Islamist groups and secular Tuareg rebels took advantage of chaos following a military coup to seize northern Mali in April 2012. But the Islamists soon took control of the region's major towns, sidelining the Tuaregs.

The battle for Mali

image captionFrench forces have bombed rebel bases in Mali, where Islamist rebels have threatened to advance on the capital Bamako from their strongholds in the north. France said it had decided to act to stop the offensive, which could create "a terrorist state at the doorstep of France and Europe".
image captionThe landlocked area of West Africa was the core of ancient empires going back to the 4th Century. The French colonised Mali, then known as French Sudan, at the end of the 19th Century, while Islamic religious wars created theocratic states in the region.
image captionMali gained independence in 1960 but endured droughts, rebellions and 23 years of military dictatorship until democratic elections in 1992. In the early 1990s, the nomadic Tuareg of the north began an insurgency over land and cultural rights.
image captionThe insurgency gathered momentum in 2007, and was exacerbated by an influx of arms from the 2011 Libyan civil war. Tuareg nationalists, alongside Islamist groups with links to al-Qaeda, seized control of the north in 2012 after a military coup by soldiers frustrated by government efforts against the rebels.

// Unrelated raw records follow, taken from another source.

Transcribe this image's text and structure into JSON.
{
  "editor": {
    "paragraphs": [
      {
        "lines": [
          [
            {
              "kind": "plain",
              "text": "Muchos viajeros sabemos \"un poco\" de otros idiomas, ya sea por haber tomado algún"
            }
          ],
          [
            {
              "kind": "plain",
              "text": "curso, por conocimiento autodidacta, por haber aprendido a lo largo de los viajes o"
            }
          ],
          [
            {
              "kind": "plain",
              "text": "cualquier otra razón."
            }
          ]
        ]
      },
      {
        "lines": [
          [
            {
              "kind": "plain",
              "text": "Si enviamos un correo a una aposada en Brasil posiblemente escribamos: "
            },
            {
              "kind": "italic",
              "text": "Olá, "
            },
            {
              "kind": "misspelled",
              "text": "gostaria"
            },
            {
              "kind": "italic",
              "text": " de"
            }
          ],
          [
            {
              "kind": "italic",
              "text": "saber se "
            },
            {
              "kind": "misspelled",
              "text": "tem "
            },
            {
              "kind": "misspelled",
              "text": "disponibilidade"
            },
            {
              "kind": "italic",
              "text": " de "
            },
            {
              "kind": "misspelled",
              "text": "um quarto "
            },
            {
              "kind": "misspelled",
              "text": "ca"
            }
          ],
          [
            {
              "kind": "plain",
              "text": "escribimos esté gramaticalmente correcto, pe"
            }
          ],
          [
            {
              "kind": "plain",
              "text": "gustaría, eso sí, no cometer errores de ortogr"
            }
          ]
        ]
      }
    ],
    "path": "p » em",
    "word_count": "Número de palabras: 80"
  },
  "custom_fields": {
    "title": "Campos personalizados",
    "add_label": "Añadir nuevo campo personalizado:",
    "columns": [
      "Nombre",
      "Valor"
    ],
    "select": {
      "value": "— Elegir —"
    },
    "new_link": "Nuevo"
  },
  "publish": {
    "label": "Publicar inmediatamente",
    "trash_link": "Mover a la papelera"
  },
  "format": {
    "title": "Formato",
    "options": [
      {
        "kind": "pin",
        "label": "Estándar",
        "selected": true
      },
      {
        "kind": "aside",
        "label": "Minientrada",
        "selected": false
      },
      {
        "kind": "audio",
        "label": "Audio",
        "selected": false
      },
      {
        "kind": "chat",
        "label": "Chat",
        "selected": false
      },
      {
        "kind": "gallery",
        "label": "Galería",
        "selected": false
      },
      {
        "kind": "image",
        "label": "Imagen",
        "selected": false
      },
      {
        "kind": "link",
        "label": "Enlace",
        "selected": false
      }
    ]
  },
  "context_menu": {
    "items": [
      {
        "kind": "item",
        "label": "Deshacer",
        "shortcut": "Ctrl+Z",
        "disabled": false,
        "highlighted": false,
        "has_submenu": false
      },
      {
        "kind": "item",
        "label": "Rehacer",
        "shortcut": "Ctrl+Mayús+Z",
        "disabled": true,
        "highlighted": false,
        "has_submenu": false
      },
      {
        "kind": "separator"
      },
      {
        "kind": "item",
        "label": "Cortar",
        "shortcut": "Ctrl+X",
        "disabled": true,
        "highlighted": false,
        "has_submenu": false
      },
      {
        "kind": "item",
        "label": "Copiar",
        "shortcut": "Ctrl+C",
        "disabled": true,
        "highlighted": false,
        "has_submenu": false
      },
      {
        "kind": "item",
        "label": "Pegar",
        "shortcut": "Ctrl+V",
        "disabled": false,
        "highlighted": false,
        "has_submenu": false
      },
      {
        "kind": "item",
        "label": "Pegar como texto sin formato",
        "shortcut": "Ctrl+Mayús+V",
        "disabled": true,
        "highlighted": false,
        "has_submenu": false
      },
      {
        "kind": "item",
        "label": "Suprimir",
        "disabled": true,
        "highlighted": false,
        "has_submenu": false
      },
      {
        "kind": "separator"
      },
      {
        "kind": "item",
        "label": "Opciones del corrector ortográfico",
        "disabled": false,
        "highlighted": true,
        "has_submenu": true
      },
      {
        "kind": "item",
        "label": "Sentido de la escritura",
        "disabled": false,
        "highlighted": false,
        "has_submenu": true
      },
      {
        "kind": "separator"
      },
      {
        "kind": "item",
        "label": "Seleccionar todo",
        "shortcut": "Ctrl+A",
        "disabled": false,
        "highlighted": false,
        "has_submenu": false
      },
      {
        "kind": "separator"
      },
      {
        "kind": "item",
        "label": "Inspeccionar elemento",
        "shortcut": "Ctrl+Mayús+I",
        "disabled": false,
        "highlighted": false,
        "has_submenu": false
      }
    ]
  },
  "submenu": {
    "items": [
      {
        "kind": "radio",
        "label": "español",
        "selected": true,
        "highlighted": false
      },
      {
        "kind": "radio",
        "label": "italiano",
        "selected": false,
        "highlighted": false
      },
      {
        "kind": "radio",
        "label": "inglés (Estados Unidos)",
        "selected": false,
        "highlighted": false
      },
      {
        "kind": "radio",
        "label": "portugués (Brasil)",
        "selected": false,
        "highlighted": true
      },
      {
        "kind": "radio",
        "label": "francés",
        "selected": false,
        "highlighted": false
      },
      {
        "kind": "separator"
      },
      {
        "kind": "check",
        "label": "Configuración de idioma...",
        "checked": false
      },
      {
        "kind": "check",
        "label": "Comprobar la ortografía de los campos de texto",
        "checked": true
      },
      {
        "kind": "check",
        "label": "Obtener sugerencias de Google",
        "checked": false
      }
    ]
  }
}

image captionThe fighting in the north and the establishment of a harsh form of Islamic law has forced thousands to flee their homes - some estimates say more than half the northern population has fled south or across borders into neighbouring countries.
image captionIn January 2013, the Islamists captured the central city of Konna. France, responding to appeals for help from the Mali president, has sent about 550 troops to the Mopti and to Bamako, which is home to about 6,000 French nationals. French jets have also launched air strikes.